(openPR) Talk über sein neues Album „Unverwundbar“ und männliche Verwundbarkeit
Ismaning, 6. März 2006 - „Ich war so weit unten, dass ich nur noch hoch gucken konnte, weiter runter ging’s nicht mehr.“, beschreibt Superstar Matthias Reim (48) seine Lebenskrise auf GoldStar TV (empfangbar über Premiere) in der Sendung „Schlager & Co. EXTRA“, am 08.03.06, 18:00 Uhr. Mit Moderatorin Jutta Niedhardt spricht er hier über alte Wunden, wie seine lange Schaffenskrise oder sein verlorenes Vermögen, aber auch über das wieder gewonnene Selbstbewusstsein und das neue Album „Unverwundbar“, mit dem er dieses Jahr auf Tour geht.

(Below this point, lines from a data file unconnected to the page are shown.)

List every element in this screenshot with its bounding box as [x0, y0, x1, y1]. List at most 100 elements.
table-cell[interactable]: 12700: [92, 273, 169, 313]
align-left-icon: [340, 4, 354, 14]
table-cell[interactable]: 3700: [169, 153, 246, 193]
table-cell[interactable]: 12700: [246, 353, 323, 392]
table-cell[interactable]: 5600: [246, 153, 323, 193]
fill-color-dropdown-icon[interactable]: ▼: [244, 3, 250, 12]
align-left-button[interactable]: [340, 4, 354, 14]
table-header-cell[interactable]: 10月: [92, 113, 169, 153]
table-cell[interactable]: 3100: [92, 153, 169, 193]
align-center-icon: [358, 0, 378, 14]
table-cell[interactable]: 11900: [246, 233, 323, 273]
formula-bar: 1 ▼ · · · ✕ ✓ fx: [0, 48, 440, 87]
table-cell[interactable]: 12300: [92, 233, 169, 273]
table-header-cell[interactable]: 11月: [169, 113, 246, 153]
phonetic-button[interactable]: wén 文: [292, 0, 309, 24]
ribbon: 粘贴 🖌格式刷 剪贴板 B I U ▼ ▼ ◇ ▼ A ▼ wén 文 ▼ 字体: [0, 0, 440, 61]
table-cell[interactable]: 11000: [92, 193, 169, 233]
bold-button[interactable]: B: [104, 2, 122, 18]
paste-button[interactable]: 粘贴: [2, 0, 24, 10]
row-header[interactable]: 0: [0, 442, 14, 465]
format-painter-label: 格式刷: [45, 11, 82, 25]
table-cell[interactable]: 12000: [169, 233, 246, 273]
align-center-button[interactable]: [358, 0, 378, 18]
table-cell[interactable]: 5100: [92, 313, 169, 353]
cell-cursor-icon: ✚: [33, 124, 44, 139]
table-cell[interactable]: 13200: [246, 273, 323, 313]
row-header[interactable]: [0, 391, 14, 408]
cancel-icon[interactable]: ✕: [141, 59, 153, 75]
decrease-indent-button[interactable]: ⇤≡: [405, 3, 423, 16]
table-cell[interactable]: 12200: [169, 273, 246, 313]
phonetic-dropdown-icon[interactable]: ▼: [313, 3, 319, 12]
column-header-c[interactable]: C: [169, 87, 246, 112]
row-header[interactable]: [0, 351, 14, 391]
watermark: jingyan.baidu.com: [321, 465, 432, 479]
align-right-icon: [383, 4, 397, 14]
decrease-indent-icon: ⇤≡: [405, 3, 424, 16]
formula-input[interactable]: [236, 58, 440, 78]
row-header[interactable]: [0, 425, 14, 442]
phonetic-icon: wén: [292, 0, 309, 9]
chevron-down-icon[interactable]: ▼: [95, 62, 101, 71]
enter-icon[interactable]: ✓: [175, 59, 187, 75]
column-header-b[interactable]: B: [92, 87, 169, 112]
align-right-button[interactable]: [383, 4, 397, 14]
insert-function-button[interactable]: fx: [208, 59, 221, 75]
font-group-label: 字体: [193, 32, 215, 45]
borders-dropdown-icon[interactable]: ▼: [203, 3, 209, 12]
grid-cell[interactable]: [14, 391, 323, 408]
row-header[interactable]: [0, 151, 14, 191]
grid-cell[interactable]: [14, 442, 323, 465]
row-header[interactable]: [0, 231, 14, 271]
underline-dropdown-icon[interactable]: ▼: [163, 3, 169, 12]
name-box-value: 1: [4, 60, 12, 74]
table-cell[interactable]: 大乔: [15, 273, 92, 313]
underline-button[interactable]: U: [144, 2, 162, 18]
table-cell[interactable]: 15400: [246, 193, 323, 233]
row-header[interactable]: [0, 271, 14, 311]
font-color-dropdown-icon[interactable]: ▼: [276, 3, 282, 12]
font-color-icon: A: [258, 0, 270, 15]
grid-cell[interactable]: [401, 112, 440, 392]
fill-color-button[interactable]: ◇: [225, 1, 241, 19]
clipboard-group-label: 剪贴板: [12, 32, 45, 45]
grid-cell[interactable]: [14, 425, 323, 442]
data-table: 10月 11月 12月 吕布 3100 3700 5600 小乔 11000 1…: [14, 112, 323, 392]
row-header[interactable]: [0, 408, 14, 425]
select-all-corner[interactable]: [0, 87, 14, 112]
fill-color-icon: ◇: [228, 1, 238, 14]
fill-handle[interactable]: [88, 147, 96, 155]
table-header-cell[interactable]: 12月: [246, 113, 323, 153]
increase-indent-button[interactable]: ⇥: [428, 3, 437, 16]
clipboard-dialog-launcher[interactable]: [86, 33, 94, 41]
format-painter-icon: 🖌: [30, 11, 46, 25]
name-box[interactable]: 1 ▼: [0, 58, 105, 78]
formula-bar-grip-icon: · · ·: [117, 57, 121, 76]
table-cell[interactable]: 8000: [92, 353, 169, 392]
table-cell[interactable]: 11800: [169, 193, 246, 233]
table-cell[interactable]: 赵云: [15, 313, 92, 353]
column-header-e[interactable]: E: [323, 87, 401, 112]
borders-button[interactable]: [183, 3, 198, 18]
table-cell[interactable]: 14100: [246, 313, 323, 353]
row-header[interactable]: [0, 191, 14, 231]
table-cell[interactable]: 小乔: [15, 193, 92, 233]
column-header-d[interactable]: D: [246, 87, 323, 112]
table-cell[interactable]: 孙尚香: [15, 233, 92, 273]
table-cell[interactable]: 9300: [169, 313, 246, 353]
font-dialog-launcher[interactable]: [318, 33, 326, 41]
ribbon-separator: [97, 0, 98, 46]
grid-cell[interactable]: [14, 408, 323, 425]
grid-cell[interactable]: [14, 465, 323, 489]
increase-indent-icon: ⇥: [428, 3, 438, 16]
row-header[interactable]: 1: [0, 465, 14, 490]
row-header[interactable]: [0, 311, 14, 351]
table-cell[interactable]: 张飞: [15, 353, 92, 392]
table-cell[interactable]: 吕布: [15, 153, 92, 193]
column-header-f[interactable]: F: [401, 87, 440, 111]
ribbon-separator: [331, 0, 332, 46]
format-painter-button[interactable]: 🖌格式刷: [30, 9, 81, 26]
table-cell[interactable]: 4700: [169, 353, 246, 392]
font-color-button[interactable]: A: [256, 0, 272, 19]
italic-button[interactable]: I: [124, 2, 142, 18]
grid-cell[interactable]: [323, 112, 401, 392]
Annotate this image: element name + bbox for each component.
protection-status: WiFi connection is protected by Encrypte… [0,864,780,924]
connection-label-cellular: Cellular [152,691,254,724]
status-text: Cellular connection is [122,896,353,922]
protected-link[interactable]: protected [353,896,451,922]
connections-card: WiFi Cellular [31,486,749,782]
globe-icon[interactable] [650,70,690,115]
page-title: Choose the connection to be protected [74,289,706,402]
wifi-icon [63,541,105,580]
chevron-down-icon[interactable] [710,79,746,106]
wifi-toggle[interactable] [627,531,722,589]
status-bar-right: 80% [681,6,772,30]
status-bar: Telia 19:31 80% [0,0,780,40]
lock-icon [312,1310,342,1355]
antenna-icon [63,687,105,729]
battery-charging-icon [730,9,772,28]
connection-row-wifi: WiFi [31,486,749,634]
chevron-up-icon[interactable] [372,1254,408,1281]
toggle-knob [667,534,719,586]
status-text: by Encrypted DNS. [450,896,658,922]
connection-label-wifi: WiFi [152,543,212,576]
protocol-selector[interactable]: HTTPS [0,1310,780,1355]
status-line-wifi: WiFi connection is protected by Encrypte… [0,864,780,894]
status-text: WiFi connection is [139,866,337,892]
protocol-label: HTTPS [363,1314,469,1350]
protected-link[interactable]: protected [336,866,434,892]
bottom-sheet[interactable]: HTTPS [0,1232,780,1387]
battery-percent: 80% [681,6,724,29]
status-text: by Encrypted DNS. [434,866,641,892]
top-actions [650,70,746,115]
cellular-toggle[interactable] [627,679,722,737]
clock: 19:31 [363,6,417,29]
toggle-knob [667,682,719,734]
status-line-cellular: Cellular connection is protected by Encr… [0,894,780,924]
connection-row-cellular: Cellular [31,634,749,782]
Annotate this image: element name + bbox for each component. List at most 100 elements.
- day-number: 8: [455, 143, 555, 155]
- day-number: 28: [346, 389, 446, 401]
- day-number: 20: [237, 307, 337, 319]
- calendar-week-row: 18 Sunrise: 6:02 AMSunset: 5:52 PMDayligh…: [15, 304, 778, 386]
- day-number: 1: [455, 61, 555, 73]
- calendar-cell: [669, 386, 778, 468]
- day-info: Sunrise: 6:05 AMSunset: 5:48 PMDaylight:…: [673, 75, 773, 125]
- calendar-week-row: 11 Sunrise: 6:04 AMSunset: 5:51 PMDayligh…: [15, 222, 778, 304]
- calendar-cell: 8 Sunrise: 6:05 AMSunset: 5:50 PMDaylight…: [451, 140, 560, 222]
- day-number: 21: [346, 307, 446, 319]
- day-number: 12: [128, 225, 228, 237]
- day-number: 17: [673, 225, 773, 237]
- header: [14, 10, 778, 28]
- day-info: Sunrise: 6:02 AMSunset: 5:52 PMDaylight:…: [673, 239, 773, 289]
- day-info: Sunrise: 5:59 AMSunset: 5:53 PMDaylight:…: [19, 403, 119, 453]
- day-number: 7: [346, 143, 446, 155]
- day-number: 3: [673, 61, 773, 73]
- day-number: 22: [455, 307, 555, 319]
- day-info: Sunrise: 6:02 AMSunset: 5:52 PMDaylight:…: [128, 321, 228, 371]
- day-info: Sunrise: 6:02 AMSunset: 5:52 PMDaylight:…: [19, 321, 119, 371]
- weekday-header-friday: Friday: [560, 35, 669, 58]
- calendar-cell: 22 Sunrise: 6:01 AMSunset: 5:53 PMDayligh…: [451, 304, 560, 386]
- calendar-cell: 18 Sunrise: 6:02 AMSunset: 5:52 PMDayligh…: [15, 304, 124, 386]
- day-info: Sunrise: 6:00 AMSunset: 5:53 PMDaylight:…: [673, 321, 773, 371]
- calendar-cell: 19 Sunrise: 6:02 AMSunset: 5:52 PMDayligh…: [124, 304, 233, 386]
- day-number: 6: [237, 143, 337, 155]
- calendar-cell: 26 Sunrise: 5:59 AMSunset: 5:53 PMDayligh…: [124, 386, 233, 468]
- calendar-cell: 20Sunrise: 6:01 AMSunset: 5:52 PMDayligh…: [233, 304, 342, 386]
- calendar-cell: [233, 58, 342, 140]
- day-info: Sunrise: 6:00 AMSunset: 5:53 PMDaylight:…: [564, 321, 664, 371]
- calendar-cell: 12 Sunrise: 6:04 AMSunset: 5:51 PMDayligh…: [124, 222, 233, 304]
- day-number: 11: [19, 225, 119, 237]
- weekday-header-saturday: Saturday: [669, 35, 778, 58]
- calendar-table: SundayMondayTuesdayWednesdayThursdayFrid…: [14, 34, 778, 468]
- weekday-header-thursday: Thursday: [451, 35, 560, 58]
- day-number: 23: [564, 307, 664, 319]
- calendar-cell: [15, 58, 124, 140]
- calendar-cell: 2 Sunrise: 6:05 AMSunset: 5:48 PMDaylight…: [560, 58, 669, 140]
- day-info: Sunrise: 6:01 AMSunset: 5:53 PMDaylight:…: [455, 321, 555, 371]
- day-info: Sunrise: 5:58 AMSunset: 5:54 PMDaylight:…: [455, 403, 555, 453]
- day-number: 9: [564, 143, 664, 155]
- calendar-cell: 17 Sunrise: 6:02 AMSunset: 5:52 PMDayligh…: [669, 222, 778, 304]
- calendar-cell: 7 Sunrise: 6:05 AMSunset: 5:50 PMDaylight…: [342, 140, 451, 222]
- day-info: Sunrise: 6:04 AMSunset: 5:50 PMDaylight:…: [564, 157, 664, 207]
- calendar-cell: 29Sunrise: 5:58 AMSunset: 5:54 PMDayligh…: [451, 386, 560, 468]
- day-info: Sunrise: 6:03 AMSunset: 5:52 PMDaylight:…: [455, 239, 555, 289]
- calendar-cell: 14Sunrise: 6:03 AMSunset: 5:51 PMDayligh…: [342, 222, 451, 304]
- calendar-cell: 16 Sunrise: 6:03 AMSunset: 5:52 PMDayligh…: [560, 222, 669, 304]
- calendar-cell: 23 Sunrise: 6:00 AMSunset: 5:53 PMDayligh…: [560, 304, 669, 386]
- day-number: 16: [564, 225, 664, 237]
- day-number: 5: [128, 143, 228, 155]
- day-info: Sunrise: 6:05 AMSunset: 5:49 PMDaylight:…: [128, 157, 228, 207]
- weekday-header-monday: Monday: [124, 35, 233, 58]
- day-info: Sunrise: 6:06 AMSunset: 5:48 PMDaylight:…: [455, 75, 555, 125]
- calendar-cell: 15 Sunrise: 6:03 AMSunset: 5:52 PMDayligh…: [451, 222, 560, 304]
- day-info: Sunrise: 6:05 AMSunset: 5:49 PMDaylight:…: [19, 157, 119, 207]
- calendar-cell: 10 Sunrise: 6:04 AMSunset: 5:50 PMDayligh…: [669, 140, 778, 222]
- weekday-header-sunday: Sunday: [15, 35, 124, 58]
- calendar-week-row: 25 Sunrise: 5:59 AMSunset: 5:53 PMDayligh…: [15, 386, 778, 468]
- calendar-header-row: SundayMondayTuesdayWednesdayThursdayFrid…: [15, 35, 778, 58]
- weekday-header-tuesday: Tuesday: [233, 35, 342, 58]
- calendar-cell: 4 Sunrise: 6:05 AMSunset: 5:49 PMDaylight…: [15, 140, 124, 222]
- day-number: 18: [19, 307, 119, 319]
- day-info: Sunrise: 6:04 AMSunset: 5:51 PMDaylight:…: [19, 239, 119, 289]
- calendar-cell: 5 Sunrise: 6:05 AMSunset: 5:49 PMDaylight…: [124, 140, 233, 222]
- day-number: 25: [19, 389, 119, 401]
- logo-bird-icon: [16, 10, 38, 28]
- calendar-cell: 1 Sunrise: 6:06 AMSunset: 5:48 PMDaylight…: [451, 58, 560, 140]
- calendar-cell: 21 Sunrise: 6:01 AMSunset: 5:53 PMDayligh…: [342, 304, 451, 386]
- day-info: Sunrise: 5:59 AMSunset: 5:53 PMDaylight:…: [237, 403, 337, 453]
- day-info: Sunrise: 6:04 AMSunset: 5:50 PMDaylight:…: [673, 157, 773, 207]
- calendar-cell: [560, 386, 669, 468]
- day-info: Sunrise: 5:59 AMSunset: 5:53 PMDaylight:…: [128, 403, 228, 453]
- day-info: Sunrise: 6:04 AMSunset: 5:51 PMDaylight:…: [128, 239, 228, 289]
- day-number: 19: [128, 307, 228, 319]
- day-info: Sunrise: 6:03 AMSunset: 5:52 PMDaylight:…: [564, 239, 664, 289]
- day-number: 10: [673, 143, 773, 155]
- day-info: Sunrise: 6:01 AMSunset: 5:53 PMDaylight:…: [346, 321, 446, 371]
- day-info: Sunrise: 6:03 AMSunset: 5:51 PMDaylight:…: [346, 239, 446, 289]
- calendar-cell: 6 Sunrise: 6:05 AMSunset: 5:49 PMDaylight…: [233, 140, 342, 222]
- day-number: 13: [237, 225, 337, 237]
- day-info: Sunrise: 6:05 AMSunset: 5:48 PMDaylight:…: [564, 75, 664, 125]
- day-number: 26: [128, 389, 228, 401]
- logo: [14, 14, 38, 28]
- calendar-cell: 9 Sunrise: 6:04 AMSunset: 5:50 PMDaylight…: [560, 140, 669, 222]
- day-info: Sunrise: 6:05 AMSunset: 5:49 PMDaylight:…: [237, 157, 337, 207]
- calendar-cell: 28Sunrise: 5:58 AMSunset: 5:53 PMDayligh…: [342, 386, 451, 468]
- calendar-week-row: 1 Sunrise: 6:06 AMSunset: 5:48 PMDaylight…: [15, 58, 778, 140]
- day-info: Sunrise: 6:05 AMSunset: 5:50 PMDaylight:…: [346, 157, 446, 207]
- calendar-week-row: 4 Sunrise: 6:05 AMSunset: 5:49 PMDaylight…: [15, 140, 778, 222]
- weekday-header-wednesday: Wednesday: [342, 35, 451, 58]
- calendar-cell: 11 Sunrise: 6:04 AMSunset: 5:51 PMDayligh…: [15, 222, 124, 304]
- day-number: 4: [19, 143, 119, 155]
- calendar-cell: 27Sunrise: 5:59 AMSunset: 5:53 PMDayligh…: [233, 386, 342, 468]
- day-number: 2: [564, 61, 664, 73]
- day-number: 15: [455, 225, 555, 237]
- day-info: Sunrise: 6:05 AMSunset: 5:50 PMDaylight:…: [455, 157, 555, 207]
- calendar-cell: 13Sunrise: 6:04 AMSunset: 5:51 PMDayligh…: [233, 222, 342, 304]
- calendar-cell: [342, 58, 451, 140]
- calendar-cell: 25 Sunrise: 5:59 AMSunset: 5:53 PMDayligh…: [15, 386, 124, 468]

„Mit ‚Unverwundbar’ erkläre ich, wie Männer sich fühlen, ich erkläre den Frauen ihre Typen, denn z.B. einen Korb zu kriegen, ist ja für uns Männer etwas Ehrenrühriges. Ich entlarve die Unverwundbarkeit.“ Mit einem Augenzwinkern erinnert er an Siegfried aus den Nibelungen: „Der badete in Drachenblut und wurde bis auf eine kleine Stelle unverwundbar. Seine kleine Verwundbarkeit offenbarte er einer Frau – sein Todesurteil. Was das heißt, soll sich jeder selbst überlegen.“
Über Nacht wurde er 1989 zum Superstar: Mit dem Megahit „Verdammt ich lieb Dich“ stürmte er Platz eins der Charts. Doch dann ging es bergab:„Ich hatte mit „Verdammt ich lieb Dich“ die Erwartungshaltung so hoch geschraubt, dass ich mich noch an die enttäuschten Gesichter meiner Plattenfirma erinnere, als das zweite Album nur 900.000 Stück verkaufte. Das wurde als Megaflop gehandelt. Nur weil man einen Ausreißer hat, wird man ein Leben lang daran gemessen.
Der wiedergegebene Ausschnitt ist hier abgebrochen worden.